Amazon EKS Capabilities at re:Invent 2025 — what to map to platform primitives
The "EKS Capabilities" theme signals continued investment in EKS as the canonical managed control plane for containerized workloads, including inference and batch jobs.
Top concerns for inference on EKS
- Workload consolidation: plan for inference-sidecars, GPU scheduling, and autoscaling patterns.
- Platform APIs and add-ons: expect higher-level primitives for observability, policy, and lifecycle; validate first-party integrations for CI/CD and resource policy enforcement.
- Resource management: reinforce node-level autoscaling, mixed-instance strategies, spot fallback handling, and checkpointing for GPU workloads.
Action checklist
- Validate GPU quotas and node-group configurations across regions; run capacity tests that reflect model memory and burst patterns.

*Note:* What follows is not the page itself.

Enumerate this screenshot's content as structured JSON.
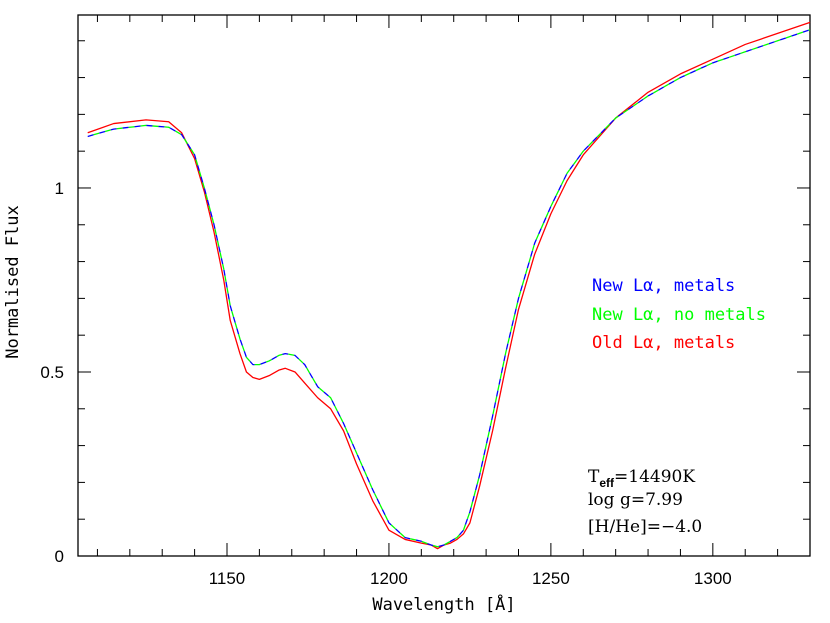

- Integrate model-serving telemetry (tokens/sec, requests/sec) into cluster-level monitoring (Prometheus/Grafana) and correlate instance counts to tokens/sec.
- Enforce cost and security policies via admission controllers or policy engines (OPA/Gatekeeper or equivalent).
AWS CLI v2 2.30.0 macOS universal installer — developer tooling and CI/CD ergonomics
AWS CLI v2.30.0+ ships a universal macOS installer that supports both Apple silicon and Intel in one package. This reduces branching in bootstrap scripts and image builders for macOS developer images and self-hosted runners.
Practical changes
- Use a single installer URL in macOS image builders and validate signatures as part of immutable image creation.
- Continue to pin the CLI version in onboarding and CI images and run acceptance tests to detect behavioral changes across versions.
Platform takeaways and immediate priorities
Treat these announcements as a package of operational changes focused on billing, governance, and orchestration.
Immediate actions
- Add tokens to observability and cost stacks; implement per-owner token counters and daily burn reports.
- Centralize inference ingress behind a proxy or API gateway to enforce quotas, authentication, request normalization, and cost-aware routing.
- Decide hosting mix: which workloads use Bedrock (managed, fast go-to-prod) versus self-hosting on EKS (infra control, potential lower unit cost at scale). Document decision criteria: latency SLA, cost per 1k tokens, data residency, and customization needs.
- Validate EKS capacity and GPU reservation strategies with production load tests; add spot-instance fallbacks and robust termination handling.
- Update developer onboarding and CI images to use AWS CLI v2.30.0+ universal installers and pin versions.
Longer-term items
- Build a cost-aware router that uses tokens and model cost-per-token as inputs to routing decisions.
- Extend policy-as-code to include token budgets and inference quotas tied to SSO/identity provisioning.
- Request explicit documentation from AWS on Bedrock's audit, CloudTrail visibility, and KMS protections and map those to compliance controls.
Bottom line
Bedrock's GA of GPT-5.5/GPT-5.4/Codex, the EKS capabilities emphasis, and the macOS AWS CLI universal installer are operational levers. They lower some barriers to production but require platform teams to implement token-aware telemetry, centralize inference ingress, and ensure EKS clusters are provisioned and policy-controlled for large-scale LLM traffic.